The 6-foot Norris has put on six to eight pounds of muscle since last season, and he’s clearly spent time in the weight room. His new body has allowed him to be more physical and hold his own against better athletes.
And Nagy wouldn’t put a 6-footer in the starting backcourt with 6-1 star Trey Calvin if he didn’t see plenty of positives that come with it.
“It’s a little bit of an unconventional starting lineup. It’s a tiny guard starting lineup, which I don’t like necessarily. I don’t think it gives us good matchups,” Nagy said.
“But we went into Louisville with that tiny, little lineup — and they have one of the biggest lineups in the country — and beat them. I’m not too worried about it.”
Norris has made a jump as a player this season because he was given hefty responsibility as a freshman.
He was fifth in minutes, made eight starts and played his best in the biggest games of the year.
He had 10 points in the Horizon League semifinal win over Cleveland State, going 3 of 4 on 3′s. And in 101 minutes over the last four games — CSU, the HL championship over Northern Kentucky and two NCAA games against Bryant and Arizona — he had 16 points, eight assists and just two turnovers.
“There’s no substitute for experience, right?” Brett Norris said. “The last several weeks last year, he was playing heavier minutes. … All those positive experiences — not just him, but the whole program — has, even though they lost some key pieces, been a springboard this year to how well they’re playing.”
Norris, though, has a differently mentality than his higher-scoring teammates.
He’s averaging one shot every 9.8 minutes, while Calvin and Davis are shooting once every 1.7 and 2.4 minutes, respectively.
Last year, Grant Basile averaged a field-goal attempt every 2.4 minutes, Tanner Holden 2.6 and Calvin 2.8.
But asked where he’s improved the most since last season, Norris said: “Confidence level. I feel like I could do more out there, but I’m still showing more than I did last year. And the guys and coaches are giving me confidence to just play my game.”
Nagy and the Norris family have an extensive history — and the Raiders are hoping it doesn’t end any time soon.
Braden Norris, the oldest of four boys, began his career at Oakland, making the Horizon League all-freshman team.

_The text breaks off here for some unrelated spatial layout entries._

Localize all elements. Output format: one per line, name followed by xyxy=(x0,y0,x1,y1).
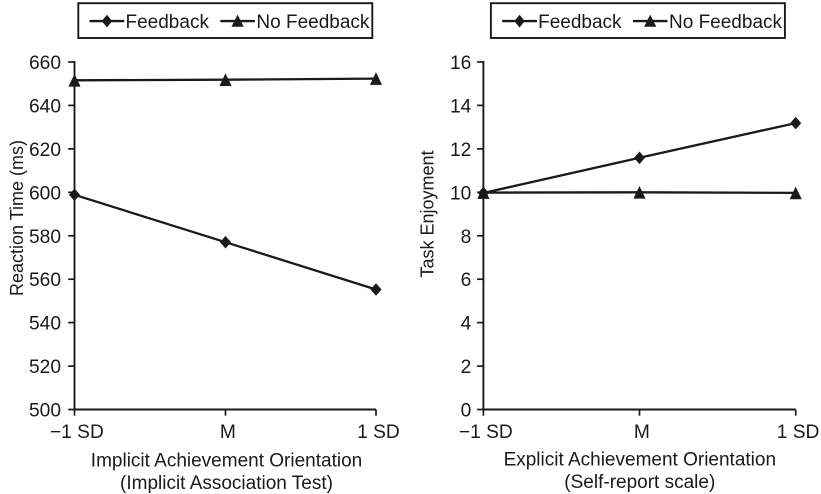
svg-text:2: 2 xyxy=(461,357,472,378)
svg-text:10: 10 xyxy=(450,183,471,204)
svg-text:14: 14 xyxy=(450,96,472,117)
svg-text:500: 500 xyxy=(29,401,61,422)
svg-text:620: 620 xyxy=(29,140,61,161)
svg-text:−1 SD: −1 SD xyxy=(459,422,513,443)
svg-text:No Feedback: No Feedback xyxy=(669,12,783,33)
svg-text:6: 6 xyxy=(461,270,472,291)
svg-text:16: 16 xyxy=(450,53,471,74)
svg-text:560: 560 xyxy=(29,270,61,291)
svg-text:1 SD: 1 SD xyxy=(357,422,400,443)
svg-text:(Self-report scale): (Self-report scale) xyxy=(564,472,715,493)
svg-text:Task Enjoyment: Task Enjoyment xyxy=(418,150,438,277)
svg-text:12: 12 xyxy=(450,140,471,161)
svg-text:600: 600 xyxy=(29,183,61,204)
svg-text:(Implicit Association Test): (Implicit Association Test) xyxy=(120,473,333,494)
svg-text:Implicit Achievement Orientati: Implicit Achievement Orientation xyxy=(91,451,362,472)
svg-text:−1 SD: −1 SD xyxy=(50,422,104,443)
svg-text:Feedback: Feedback xyxy=(126,12,210,33)
svg-text:Reaction Time (ms): Reaction Time (ms) xyxy=(7,140,27,296)
svg-text:No Feedback: No Feedback xyxy=(256,12,370,33)
svg-text:580: 580 xyxy=(29,227,61,248)
svg-text:Explicit Achievement Orientati: Explicit Achievement Orientation xyxy=(504,449,776,470)
svg-text:M: M xyxy=(634,422,650,443)
svg-text:540: 540 xyxy=(29,314,61,335)
svg-text:Feedback: Feedback xyxy=(538,12,622,33)
svg-text:1 SD: 1 SD xyxy=(777,422,820,443)
svg-text:M: M xyxy=(220,422,236,443)
svg-text:4: 4 xyxy=(461,314,472,335)
svg-text:8: 8 xyxy=(461,227,472,248)
svg-text:660: 660 xyxy=(29,53,61,74)
svg-text:520: 520 xyxy=(29,357,61,378)
svg-text:640: 640 xyxy=(29,96,61,117)
svg-text:0: 0 xyxy=(461,401,472,422)
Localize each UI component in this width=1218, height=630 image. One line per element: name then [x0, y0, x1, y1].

But he was looking to transfer after one season.
“He entered the portal on a Friday, and coach Nagy was in our living room on Saturday,” Brett Norris said.
Braden ended up at Loyola (Ill.) and is in his third year as a starter, helping the Ramblers to 26-5 and 25-8 records the last two seasons and two NCAA trips, including a Sweet 16 appearance in 2021.
Wright State’s staff had to do most of its scouting of Keaton through live streaming because of COVID-19, but the coaches saw something no other Division-I school did.
“I didn’t have any other offers. Covid really hurt me. It hurt a lot of guys in my class. But I got the right offer,” Keaton said.
Two more Norris boys are already showing they have the family’s basketball genes.
Cade is a junior and has a scholarship offer from Wright State. Kypton is a seventh-grade hoopster.
“When you grow up around it and see your brothers on such a stage, I think it helps to motivate them,” Brett said. “Keaton and Braden have been great, pushing them along and helping them.”
Norris isn’t doing any recruiting with Cade around the dinner table on trips home. But he won’t hesitate to promote Nagy and the Raiders if asked.
“I’m trying to let him go through the process of recruiting and stay out of the way. I’m not trying to get in a competition (with Braden),” he said.
But if his final two choices end up being Loyola and Wright State?
“If it comes down to it, I’ll definitely try to get him here,” Keaton said with a smile.